🤖 AI Summary
This study addresses the limitations of traditional corner-kick tactical analysis, which relies on historical replay or predefined counterfactual scenarios and struggles to proactively discover novel strategies. The work proposes a general-purpose tactical optimization framework that formulates corner-kick offense as a decision-making problem, enabling optimization from arbitrary initial player formations. By integrating graph reinforcement learning with motion trajectory modeling, the method dynamically adjusts the positions and velocities of attacking players to maximize the probability of a shot on first touch. This approach marks a paradigm shift from imitation learning to reward-driven strategy generation through graph neural networks.
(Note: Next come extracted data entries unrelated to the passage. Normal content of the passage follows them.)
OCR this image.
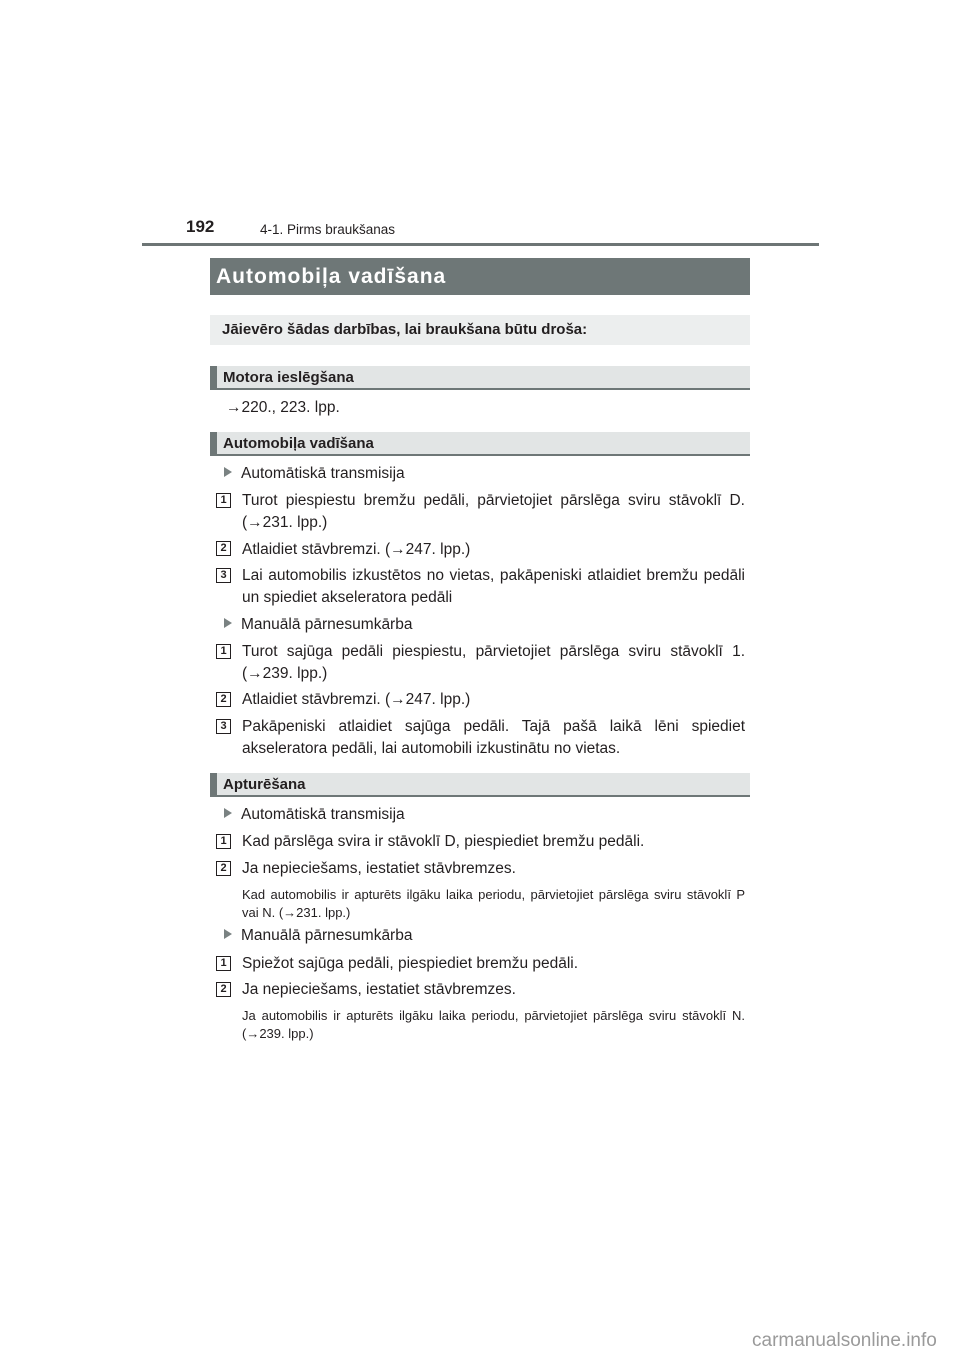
192	4-1. Pirms braukšanas
Automobiļa vadīšana
Jāievēro šādas darbības, lai braukšana būtu droša:
Motora ieslēgšana
→220., 223. lpp.
Automobiļa vadīšana
Automātiskā transmisija
1 Turot piespiestu bremžu pedāli, pārvietojiet pārslēga sviru stāvoklī D. (→231. lpp.)
2 Atlaidiet stāvbremzi. (→247. lpp.)
3 Lai automobilis izkustētos no vietas, pakāpeniski atlaidiet bremžu pedāli un spiediet akseleratora pedāli
Manuālā pārnesumkārba
1 Turot sajūga pedāli piespiestu, pārvietojiet pārslēga sviru stāvoklī 1. (→239. lpp.)
2 Atlaidiet stāvbremzi. (→247. lpp.)
3 Pakāpeniski atlaidiet sajūga pedāli. Tajā pašā laikā lēni spiediet akseleratora pedāli, lai automobili izkustinātu no vietas.
Apturēšana
Automātiskā transmisija
1 Kad pārslēga svira ir stāvoklī D, piespiediet bremžu pedāli.
2 Ja nepieciešams, iestatiet stāvbremzes.
Kad automobilis ir apturēts ilgāku laika periodu, pārvietojiet pārslēga sviru stāvoklī P vai N. (→231. lpp.)
Manuālā pārnesumkārba
1 Spiežot sajūga pedāli, piespiediet bremžu pedāli.
2 Ja nepieciešams, iestatiet stāvbremzes.
Ja automobilis ir apturēts ilgāku laika periodu, pārvietojiet pārslēga sviru stāvoklī N. (→239. lpp.)
carmanualsonline.info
Experimental evaluation on over 3,000 Premier League corner-kick sequences demonstrates that the proposed framework significantly outperforms existing baselines under identical inference budgets, effectively enhancing offensive efficiency.
📝 Abstract
Machine learning is increasingly employed for the evaluation of football tactics. However, existing approaches focus on characterising historical actions or analyst-specified counterfactual scenarios. In this work, we seek to go beyond the imitation of historically observed patterns towards discovering new generalisable player configurations and strategies. To tackle this, we focus on optimising corner kick routines, and formulate a decision-making problem in which a central policy makes adjustments to attacking player positions and velocities to maximise first contact shot probability. Unlike classic optimisation that solves for isolated setups, we contribute a reinforcement learning architecture operating on graph-structured data that yields a general policy for adjusting arbitrary starting player positions. Evaluated on over 3,000 Premier League corners, our approach strongly outperforms baseline optimisation techniques under matched inference budgets. Our results suggest that graph reinforcement learning can shift set-piece analysis from historical evaluation and imitation towards reward-driven tactical discovery.